Каждый день ко мне в «камеру» заходили доктора и массировали ноги. Всё это не давало особых результатов, я лишь чувствовала страшную боль, словно затвердевший пластилин пытаются размягчить. Особого проку, как я и ожидала, от этого не было. Но вот, что забавно – мне нравилось там. Здесь меня всюду окружали такие же обиженные судьбой люди, не греющие себя и остальных какими-то выдумками. Но я сейчас говорю только о нашем крыле, как мы любили его называть – крыло колясников. Здесь было ещё несколько корпусов, но в моём положении «гулять» по ним особо нет желания.
Один из корпусов как раз был виден из окна моей комнаты, куда я часто заглядывала в надежде увидеть что-то новенькое. Я проводила много времени, наблюдая за шелестом листьев на ветру, тщетно ища свою пернатую подругу между тенями. И хоть птицы были лишь частью моего воображения, я не могла существовать без них. Птица – какой бы она ни была –стала частью моей мечты, стала тем, кем я себя представляла. Ведь для того, чтобы летать, ноги не так важны.

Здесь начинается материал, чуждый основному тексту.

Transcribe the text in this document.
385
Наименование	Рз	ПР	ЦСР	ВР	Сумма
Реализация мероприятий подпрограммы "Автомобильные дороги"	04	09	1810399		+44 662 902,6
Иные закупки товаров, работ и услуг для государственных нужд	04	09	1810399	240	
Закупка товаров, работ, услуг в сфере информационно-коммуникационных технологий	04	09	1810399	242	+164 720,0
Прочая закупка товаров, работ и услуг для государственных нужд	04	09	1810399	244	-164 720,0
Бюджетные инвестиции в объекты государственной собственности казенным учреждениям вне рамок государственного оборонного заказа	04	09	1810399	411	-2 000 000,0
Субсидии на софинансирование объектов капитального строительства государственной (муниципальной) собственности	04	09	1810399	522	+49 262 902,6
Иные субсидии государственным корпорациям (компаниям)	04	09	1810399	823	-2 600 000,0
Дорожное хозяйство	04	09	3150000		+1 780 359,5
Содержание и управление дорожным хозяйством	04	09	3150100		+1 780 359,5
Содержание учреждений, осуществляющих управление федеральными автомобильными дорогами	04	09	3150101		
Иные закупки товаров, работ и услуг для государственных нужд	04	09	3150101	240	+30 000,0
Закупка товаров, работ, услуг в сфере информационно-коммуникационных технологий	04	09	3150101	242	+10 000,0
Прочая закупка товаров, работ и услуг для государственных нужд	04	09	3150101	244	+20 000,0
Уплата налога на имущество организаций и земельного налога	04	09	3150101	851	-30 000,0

Закрывая глаза и погружаясь во тьму, я летала, продолжая видеть мир перед глазами, но мир другой… Мой мир. Пока ты летишь – ты не думаешь о том, где будешь приземляться. Но крылья тоже болят, болят почти ощутимо. Падая камнем на землю, я вздрагивала, открывая глаза от того, что чувствовала судорожную пульсацию в ногах. Просто боль, боль, тянущая меня на землю. Она словно цепь – не даёт мне взлететь. Но, может, это и к лучшему?